2-Yaşanan olay, mesleki sorumluluk alanı içinde mi gerçekleşti?
3-Fail ile mağdurun ilişkisi, kamu hizmeti zemininde mi kuruldu?
Bu sorulara evet yanıtı verilemiyorsa, yaşanan olayın meslek kaynaklı değil, şahsi bir şiddet olayı olduğunu kabul etmek gerekir.
Bir kamu görevlisinin, kişisel meselelerden kaynaklanan bir çatışmayı “meslekte şiddet” kisvesi altında sunması, yalnızca bir yanlış nitelendirme değil, aynı zamanda devlet gücünün kötüye kullanımıdır. Kamu gücü, mesleki sorumluluğun yerine getirilmesi sırasında maruz kalınan saldırılara karşı bir koruma sağlar; özel hayat meselelerinde değil.
Aynı şekilde, meslek örgütleri ve sendikaların da üyelerini her olayda koşulsuz savunması, ilk bakışta dayanışma gibi görünse de uzun vadede hukuki ve toplumsal dengeleri bozar. Gerçeği eğip bükerek savunmak, meslek onurunu korumaz; aksine, o mesleğe olan inancı zedeler.
Bu tarz nitelendirmeler kamuoyunun algısını bulandırır. Çünkü insanlar, gerçekte mesleki bağlamda yaşanmış bir saldırı karşısında bile “Acaba bu da kişisel mi?” şüpheciliğine kapılır. Bu da gerçekten korunması gereken kamu çalışanlarının sesini bastırır.
Şiddet kimden gelirse gelsin, kime yönelirse yönelsin kabul edilemez. Ancak şiddetin kaynağını doğru adlandırmak, hem hukuk hem vicdan için zorunludur. Kavramların içini boşaltmak, gerçek mağdurların görünmez kalmasına neden olur.
Gerçekten görev başında saldırıya uğrayan bir doktorun, bir öğretmenin, bir zabıtanın, bir polisin sesi, bu yüzden daha az duyulur hale gelir. Toplum, her olaya aynı gözle bakmaz olur.
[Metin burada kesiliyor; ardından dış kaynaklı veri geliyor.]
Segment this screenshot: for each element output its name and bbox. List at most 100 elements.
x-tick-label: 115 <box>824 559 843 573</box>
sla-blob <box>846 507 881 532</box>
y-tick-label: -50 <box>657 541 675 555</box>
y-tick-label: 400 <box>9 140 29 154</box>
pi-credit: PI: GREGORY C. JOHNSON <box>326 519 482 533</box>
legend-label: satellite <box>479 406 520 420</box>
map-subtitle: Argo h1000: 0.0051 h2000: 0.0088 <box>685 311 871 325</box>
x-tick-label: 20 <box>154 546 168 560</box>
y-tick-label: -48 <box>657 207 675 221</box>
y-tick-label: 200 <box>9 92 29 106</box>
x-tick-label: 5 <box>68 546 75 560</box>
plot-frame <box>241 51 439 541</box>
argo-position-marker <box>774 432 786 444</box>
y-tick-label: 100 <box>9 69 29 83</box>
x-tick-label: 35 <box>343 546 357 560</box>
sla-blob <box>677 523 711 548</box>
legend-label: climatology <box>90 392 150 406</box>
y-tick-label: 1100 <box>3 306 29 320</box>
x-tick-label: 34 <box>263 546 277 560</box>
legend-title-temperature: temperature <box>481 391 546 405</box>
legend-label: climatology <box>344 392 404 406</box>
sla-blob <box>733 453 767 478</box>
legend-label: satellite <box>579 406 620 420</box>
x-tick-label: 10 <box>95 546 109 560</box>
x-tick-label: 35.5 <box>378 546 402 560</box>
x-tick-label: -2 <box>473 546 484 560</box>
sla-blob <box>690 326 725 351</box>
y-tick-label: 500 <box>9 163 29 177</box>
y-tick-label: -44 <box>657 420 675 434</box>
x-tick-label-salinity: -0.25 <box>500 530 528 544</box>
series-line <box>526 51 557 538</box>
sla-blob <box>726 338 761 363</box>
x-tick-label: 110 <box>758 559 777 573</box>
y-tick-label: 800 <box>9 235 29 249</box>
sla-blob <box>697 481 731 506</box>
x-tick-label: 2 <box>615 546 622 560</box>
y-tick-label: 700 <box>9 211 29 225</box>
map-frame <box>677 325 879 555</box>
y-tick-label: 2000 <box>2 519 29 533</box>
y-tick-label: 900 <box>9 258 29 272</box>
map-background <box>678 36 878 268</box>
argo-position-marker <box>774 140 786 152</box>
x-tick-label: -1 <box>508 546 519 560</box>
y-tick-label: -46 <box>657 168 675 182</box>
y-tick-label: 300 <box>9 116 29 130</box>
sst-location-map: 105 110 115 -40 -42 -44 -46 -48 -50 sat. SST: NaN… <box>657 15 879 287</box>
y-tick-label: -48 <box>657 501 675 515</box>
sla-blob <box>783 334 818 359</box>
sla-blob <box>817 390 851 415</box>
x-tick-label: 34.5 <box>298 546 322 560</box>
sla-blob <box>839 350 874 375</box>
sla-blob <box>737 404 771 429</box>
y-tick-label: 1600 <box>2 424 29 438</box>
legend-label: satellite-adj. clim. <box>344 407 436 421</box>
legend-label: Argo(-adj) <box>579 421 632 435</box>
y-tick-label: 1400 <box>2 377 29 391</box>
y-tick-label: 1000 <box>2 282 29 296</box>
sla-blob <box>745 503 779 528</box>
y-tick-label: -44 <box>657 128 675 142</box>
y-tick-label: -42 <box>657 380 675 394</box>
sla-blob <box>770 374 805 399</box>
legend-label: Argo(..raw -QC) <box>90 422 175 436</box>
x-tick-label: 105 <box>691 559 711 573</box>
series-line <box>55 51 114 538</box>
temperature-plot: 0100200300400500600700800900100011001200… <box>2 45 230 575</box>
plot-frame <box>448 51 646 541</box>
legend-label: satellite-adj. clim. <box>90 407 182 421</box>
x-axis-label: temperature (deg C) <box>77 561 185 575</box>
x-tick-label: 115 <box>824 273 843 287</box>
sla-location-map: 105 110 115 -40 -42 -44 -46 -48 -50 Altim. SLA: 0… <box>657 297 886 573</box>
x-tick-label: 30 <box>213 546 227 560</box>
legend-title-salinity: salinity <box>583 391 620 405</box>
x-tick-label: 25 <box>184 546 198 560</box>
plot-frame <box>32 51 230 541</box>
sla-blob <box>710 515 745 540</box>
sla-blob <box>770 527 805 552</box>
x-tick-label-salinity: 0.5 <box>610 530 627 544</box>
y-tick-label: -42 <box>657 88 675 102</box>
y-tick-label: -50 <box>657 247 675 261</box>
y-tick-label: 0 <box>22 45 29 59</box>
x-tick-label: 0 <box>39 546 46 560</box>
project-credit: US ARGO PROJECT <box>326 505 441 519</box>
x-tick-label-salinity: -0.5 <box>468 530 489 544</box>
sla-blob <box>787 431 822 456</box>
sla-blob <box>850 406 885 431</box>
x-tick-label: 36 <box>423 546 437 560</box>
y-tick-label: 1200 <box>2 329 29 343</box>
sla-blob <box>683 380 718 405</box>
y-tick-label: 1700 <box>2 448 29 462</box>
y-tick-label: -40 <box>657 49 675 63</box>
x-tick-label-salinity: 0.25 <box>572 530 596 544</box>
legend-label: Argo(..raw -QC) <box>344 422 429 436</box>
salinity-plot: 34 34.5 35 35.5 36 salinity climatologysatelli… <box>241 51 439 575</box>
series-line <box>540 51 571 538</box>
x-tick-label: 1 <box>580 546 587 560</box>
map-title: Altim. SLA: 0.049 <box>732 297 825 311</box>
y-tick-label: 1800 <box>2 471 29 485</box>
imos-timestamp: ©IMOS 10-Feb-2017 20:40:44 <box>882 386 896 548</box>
Bu da hem kamu hizmetlerinin yürütülmesini hem de meslek onurunun korunmasını zorlaştırır.
Yanlış tanımlar, yanlış tepkiler doğurur. Her şiddet olayına "mesleki" etiketini yapıştırmak, hem cezanın niteliğini etkiler hem de kamu vicdanını zedeler. Gerçekleri tahrif ederek hak aramak, en nihayetinde haklının sesini bastırır.
Meslekte şiddet, hafife alınacak bir konu değildir. Ancak her olayı bu kapsama almak, bu kavramın kendisine yapılan bir haksızlıktır. Şiddeti durdurmanın ilk adımı, onu doğru adlandırmakla başlar.